Æthelflæd_as_depicted_in_the_cartulary_of_Abingdon_Abbey                                                ethelfleda

Æthelflæd (c. 868—918 CE) was an Anglo-Saxon ruler and war leader. She was born to Alfred the Great, who succeeded his brother Ethelred as King of Wessex in 871 CE, and Alfred’s queen, Eahlswith. Æthelflæd was born at the height of Viking (the Danes) invasions. Alfred the Great commanded the Anglo-Saxon army in 878 against the Vikings in the Battle of Eddington, and was victorious. Around the age of fifteen, Æthelflæd was married to Ethelred, Earl of Mercia (Lord of the Mercians). They had one child together, Ælfwynn, who was educated in leadership, battle, and strategy just like her mother.

As the wife of the Earl of Mercia, Æthelflæd and her husband led many battles against the Danes. In 899 CE, Alfred the Great died, passing on the Kingdom of Wessex to his son, Edward the Elder. An important alliance between Edward and his sister, Æthelflæd, was forged. They campaigned together against the Vikings, in order to retake lost territories. One noteworthy battle took place in the city of Chester, an important port for trade with Ireland. Chester was attacked by Vikings, ending trade. Æthelflæd and her army slaughtered the Vikings later, retaking Chester.

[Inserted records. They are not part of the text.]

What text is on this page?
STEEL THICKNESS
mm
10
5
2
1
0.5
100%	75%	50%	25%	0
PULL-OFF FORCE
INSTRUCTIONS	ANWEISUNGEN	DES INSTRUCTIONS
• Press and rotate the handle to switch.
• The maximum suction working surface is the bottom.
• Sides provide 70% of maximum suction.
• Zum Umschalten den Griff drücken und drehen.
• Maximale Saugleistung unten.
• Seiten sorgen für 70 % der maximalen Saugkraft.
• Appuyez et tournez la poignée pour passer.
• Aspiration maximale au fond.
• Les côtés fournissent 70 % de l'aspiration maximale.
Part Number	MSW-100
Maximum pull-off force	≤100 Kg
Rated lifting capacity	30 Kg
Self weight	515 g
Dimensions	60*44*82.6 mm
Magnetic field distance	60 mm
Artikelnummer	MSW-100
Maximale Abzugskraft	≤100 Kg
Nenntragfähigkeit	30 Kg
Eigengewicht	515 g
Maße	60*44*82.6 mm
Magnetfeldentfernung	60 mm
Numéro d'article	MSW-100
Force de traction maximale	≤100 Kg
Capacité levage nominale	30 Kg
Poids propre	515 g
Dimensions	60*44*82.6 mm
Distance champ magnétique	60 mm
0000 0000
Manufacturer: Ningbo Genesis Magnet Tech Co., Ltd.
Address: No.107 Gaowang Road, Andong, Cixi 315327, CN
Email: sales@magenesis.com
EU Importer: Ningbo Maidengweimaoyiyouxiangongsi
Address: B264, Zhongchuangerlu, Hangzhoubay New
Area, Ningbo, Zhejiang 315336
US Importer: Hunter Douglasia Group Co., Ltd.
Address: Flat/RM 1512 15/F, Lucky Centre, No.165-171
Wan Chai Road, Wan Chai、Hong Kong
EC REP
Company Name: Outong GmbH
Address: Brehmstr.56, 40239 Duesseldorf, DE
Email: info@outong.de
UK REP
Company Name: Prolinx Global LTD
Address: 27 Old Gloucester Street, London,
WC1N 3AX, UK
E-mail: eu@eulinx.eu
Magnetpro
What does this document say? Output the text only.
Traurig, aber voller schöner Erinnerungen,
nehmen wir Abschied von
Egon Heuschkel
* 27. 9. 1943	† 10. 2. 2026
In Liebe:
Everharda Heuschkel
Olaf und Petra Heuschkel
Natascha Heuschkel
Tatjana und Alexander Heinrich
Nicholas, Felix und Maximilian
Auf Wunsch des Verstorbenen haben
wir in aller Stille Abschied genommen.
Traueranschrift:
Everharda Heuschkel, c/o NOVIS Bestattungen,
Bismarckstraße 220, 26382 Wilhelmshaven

Edward the Elder’s heir, Athelstan, was raised in his aunt’s court. There, like his cousin Ælfwynn, he learned tactics, strategy, diplomacy, and about warfare. He would later succeed his father as King of Wessex.

Æthelflæd’s husband, the Earl of Mercia, died in 911 CE. She became the ruler of Mercia, styled as Lady of the Mercians. During her reign, she was an effective leader. She fortified cities and towns along her border, strengthened and refurbished old Roman strongholds, and created more fortified and defended towns along the borders of Mercia. She continued her alliance with her brother and Wessex, driving almost all Vikings out of Mercia. Along with her daughter, she laid siege to Derby, a Viking stronghold. She laid siege to other Viking territories as well, including Leicester and York. Leicester peacefully surrendered before a bloodbath, and she showed justice and fairness to Viking inhabitants. This greatly influenced York’s decision to consider taking Æthelflæd as their overlord. Before this could happen officially, she died of unknown causes in 918 CE 12 days before midsummer. She passed on Mercia to her daughter, Ælfwynn. Later Mercia would become Edward the Elder’s territory after Ælfwynn’s abdication in favor of the convent.

She is buried at what is now St. Oswald’s Priory in Gloucester.

Legacy: Æthelflæd is considered to be one of the greatest warrior queens in the history of Britain.